Тит подошел бесшумно. Он не кричал. Он просто встал рядом, и его молчаливое присутствие оказалось громче любого окрика. Вулкаций, почувствовав его, обернулся. Дикий огонь в его глазах еще не погас.
– Центурион! – выдохнул он, тяжело дыша. – Глянь, какая добыча! Эти собаки…
– Легионер Вулкаций, – голос Тита был тихим, но каждое слово вонзалось, как отточенный стилет. – Что ты делаешь?
– Я… это… трофеи! – попытался оправдаться ветеран, но его пыл уже начал угасать под ледяным душем этого взгляда.
– Ты не дикарь с дубиной, – продолжил Тит с убийственной холодностью. – Ты – римский легионер. Это – работа. Государственная служба. А ты превращаешь ее в вакханалию. В грязную оргию для убогих умом. Ты позоришь значок своего подразделения. Сейчас же встань в строй. И выбрось это отребье. Или я прикажу выпороть тебя перед всем легионом за неуставное отношение к служебным обязанностям.
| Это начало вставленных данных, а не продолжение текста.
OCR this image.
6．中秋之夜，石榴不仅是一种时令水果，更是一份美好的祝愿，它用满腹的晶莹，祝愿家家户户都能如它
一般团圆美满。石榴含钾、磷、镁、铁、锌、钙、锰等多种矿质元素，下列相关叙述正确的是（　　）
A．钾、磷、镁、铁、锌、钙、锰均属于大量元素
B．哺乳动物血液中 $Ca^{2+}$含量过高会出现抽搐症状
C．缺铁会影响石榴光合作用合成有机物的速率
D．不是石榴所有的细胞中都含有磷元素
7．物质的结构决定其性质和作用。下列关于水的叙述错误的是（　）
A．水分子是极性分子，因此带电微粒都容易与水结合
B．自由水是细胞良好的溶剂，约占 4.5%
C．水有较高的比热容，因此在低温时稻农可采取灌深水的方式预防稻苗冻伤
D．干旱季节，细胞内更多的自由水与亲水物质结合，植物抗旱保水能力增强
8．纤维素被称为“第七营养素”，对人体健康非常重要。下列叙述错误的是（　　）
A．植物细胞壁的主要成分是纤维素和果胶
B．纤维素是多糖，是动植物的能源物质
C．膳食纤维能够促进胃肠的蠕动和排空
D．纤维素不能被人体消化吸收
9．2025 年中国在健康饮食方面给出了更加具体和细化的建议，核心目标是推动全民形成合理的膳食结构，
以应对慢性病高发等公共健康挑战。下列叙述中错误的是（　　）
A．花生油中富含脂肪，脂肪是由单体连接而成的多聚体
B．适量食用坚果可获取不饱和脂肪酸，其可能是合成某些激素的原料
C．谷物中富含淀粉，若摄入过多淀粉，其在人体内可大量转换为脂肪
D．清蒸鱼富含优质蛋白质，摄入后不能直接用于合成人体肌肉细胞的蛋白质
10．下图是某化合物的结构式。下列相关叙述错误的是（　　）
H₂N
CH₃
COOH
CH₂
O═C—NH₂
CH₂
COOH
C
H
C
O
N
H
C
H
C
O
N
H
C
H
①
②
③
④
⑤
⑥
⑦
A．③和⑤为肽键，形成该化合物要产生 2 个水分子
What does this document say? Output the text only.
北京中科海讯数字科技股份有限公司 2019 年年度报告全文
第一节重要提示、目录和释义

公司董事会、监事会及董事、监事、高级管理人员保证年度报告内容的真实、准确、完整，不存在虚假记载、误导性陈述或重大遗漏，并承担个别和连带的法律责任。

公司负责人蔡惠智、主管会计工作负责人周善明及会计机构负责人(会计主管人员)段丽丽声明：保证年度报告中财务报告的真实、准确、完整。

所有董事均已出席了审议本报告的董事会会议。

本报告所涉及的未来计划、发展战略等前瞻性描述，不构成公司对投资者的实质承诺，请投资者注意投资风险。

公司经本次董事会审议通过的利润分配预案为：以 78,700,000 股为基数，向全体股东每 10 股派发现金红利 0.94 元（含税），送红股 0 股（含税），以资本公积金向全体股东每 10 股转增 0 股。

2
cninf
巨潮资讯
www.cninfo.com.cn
В его тоне не было ни капли гнева, только абсолютная, безразличная констатация факта и обещание неотвратимого дисциплинарного воздействия. Для Тита истерика новобранца, и садистический угар ветерана были двумя сторонами одной медали – непрофессионализма. Они выводили идеальный военный механизм из состояния равновесия.